Я отвечу, в-третьих, что дикарь, раскрыв часы и рассмотрев их отдельные части, возможно, поймет, что эта вещь может быть лишь делом рук человека. Он заметит, что части часов отличаются от естественных произведений природы, которая никогда не изготовляет колес из гладкого металла. Он заметит, далее, что если отделить эти части друг от друга, то они уже не действуют так, как действовали совместно. На основании всех этих наблюдений дикарь припишет изготовление часов человеку, то есть подобному ему существу, о котором он имеет известные представления, но которое считает способным делать вещи, недоступные его собственному искусству; одним словом, он припишет эту работу существу, в некоторых отношениях известному ему и одаренному некоторыми способностями, превосходящими его собственные способности; но конечно, он не решится думать, будто материальный предмет может быть результатом нематериальной причины или же лишенного органов и протяжения деятеля, действие которого на материальные существа невозможно себе представить. Мы же, не зная всех возможностей природы, приписываем ее произведения существу, которое знаем гораздо меньше ее и в котором видим неведомого творца наименее понятных нам произведений природы. Происходящие в мире явления должны иметь материальную причину, и эта причина есть природа, энергия которой раскрывается тем, кто ее изучает.

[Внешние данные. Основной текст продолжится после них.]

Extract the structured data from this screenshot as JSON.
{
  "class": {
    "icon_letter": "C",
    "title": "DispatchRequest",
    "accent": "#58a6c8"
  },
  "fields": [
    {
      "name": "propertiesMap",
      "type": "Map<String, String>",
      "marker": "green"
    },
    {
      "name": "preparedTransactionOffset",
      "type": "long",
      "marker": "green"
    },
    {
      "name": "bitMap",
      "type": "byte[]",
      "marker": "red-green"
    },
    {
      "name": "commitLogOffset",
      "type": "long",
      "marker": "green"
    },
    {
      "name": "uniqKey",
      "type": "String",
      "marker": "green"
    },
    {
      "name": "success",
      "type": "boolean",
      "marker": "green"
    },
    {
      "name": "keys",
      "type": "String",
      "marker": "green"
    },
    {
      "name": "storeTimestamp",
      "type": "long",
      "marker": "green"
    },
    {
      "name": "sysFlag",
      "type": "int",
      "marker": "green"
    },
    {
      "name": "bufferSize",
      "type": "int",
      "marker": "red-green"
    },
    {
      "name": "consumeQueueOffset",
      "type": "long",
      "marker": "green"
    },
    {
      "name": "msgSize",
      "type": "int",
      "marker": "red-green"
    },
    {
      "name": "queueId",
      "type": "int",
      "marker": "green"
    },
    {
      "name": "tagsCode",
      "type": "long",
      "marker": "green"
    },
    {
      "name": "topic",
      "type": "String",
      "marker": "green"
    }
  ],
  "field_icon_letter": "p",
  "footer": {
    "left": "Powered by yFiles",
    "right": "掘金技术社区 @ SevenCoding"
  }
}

Пусть не говорят нам, что в таком случае мы приписываем все слепой причине, случайному (fortuit) столкновению атомов, случаю (hasard). Мы называем слепыми лишь те причины, сочетаний, силы и законов которых не знаем. Мы называем случайными явления, причины которых нам не известны и которые из-за своего невежества и неопытности мы не можем предвидеть. Мы приписываем случаю все явления, когда не видим их необходимой связи с соответствующими причинами. Природа не есть слепая причина; она не действует случайно; для того, кто знал бы ее способ действия, ее возможности и весь ее ход, ничто происходящее в ней никогда не казалось бы случайным. Все, что она производит, необходимо, всегда являясь следствием ее неизменных, постоянных законов; все связано в ней невидимыми узами, и все наблюдаемые нами явления необходимым образом вытекают из своих причин независимо от того, знаем ли мы их или нет. Разумеется, мы неоднократно оказываемся жертвами своего незнания; но слова бог, дух, разум и так далее не уменьшают этого незнания, а лишь увеличивают его, мешая нам искать естественных причин наблюдаемых нами явлений.